Turkey's Justice Minister Bekir Bozdag stated that the Turkish court's decision to stop proceedings in the case of slain opposition Saudi writer Jamal Khashoggi is legal.
Bozdag tweeted that "the court's decision to suspend and adjourn proceedings in the Jamal Khashoggi case is lawful... Despite knowing this truth, the opposite claim of some politicians is a distorted interpretation made with political calculation."
Last week, a Turkish court confirmed to halt the trial - though in the absence of 26 suspects linked to the murder of Saudi journalist Jamal Khashoggi - and has authorized its transfer to Riyadh.
On October 2, 2018, the 59-year-old journalist was murdered inside the Saudi Consulate in Istanbul in an incident of horrific manslaughter that sparked international outrage that continues to reverberate, with Western intelligence agencies accusing Saudi Crown Prince Mohammad bin Salman of authorizing the killing.

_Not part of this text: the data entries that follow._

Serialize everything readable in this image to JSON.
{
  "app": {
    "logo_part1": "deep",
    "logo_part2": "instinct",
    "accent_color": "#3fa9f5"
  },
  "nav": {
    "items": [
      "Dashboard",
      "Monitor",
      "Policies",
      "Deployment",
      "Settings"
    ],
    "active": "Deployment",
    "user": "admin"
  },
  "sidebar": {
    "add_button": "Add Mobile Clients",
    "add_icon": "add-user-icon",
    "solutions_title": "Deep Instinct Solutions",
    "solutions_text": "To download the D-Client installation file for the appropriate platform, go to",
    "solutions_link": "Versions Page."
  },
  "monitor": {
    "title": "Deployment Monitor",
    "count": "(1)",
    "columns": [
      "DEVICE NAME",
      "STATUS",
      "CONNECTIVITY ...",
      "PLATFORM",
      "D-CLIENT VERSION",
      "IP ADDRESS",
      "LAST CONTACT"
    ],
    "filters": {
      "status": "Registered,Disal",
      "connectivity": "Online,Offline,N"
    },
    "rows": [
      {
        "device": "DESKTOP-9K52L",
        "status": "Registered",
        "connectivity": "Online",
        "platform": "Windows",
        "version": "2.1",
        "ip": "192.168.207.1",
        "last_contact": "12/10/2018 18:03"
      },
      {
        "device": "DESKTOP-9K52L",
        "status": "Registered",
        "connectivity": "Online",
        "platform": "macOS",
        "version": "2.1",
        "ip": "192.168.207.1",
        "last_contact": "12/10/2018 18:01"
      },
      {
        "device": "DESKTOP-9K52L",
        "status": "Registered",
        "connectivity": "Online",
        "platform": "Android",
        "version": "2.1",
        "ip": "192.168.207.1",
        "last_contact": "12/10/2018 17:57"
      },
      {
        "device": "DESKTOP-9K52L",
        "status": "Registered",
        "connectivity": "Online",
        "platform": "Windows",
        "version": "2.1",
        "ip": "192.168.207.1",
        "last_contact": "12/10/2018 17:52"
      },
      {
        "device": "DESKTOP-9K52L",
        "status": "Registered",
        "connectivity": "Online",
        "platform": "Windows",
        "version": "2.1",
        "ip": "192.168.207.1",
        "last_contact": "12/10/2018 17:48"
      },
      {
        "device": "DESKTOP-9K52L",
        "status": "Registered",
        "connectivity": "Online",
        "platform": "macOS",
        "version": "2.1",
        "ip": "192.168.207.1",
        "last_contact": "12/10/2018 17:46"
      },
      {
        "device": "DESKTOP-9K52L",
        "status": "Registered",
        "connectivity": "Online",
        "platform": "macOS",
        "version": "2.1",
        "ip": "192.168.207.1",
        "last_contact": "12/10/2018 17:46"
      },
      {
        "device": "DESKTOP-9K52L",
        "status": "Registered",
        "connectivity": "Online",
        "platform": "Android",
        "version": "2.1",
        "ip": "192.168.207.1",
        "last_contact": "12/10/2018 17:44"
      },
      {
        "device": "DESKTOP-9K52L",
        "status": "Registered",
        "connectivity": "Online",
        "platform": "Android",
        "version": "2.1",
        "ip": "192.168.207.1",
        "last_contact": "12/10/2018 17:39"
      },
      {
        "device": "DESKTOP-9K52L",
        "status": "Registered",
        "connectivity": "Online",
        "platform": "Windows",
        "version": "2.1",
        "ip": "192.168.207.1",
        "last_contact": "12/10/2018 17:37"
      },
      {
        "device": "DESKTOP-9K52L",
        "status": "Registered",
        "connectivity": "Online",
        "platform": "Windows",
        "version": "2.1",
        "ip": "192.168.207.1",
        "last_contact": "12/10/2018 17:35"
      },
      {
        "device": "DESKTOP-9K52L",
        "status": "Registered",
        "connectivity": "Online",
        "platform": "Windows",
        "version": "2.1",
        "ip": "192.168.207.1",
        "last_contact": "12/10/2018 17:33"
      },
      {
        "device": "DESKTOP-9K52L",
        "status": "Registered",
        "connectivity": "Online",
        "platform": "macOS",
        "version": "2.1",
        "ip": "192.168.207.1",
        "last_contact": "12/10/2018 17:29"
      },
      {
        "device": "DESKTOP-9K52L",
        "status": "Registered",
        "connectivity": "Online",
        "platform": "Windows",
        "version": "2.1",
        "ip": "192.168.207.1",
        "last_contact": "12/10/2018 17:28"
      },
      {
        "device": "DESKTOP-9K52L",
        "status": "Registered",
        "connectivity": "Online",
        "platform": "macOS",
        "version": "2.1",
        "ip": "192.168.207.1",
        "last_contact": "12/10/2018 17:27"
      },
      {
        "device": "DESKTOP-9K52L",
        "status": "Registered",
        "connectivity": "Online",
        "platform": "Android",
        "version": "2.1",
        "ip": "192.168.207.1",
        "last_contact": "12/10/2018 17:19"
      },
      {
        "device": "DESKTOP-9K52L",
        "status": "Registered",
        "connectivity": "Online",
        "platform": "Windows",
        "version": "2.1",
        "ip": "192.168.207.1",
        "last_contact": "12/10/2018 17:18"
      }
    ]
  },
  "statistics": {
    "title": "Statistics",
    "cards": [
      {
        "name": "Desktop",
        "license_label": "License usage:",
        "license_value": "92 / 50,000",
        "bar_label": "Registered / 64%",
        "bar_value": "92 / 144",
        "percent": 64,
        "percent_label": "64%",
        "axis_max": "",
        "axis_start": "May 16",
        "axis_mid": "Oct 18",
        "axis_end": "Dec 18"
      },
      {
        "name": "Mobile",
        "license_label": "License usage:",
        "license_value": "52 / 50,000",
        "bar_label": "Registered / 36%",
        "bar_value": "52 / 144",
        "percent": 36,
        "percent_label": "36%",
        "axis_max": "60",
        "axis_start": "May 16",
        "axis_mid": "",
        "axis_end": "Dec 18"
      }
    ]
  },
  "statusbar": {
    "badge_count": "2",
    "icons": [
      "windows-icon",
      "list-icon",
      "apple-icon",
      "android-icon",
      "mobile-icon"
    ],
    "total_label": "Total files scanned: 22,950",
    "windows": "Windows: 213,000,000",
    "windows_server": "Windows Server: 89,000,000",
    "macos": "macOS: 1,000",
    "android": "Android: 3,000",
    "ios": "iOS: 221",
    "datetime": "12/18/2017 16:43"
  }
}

In December, a source close to Saudi intelligence divulged that the Saudi hit squad convicted of killing Jamal Khashoggi are actually enjoying their freedom comfortably in "seven-star" establishments inside a government-funded compound in Riyadh.
Human Rights Watch, on the other hand, slammed Ankara on Wednesday, saying the decision will "end any possibility of justice."
Michael Page, the group's deputy Middle East director, said that transferring the trial would also "reinforce Saudi authorities' apparent belief that they can get away with murder."
Amnesty International, whose head Agnes Callamard investigated the murder as a UN special rapporteur in 2019, also strongly condemned the Turkish government's decision.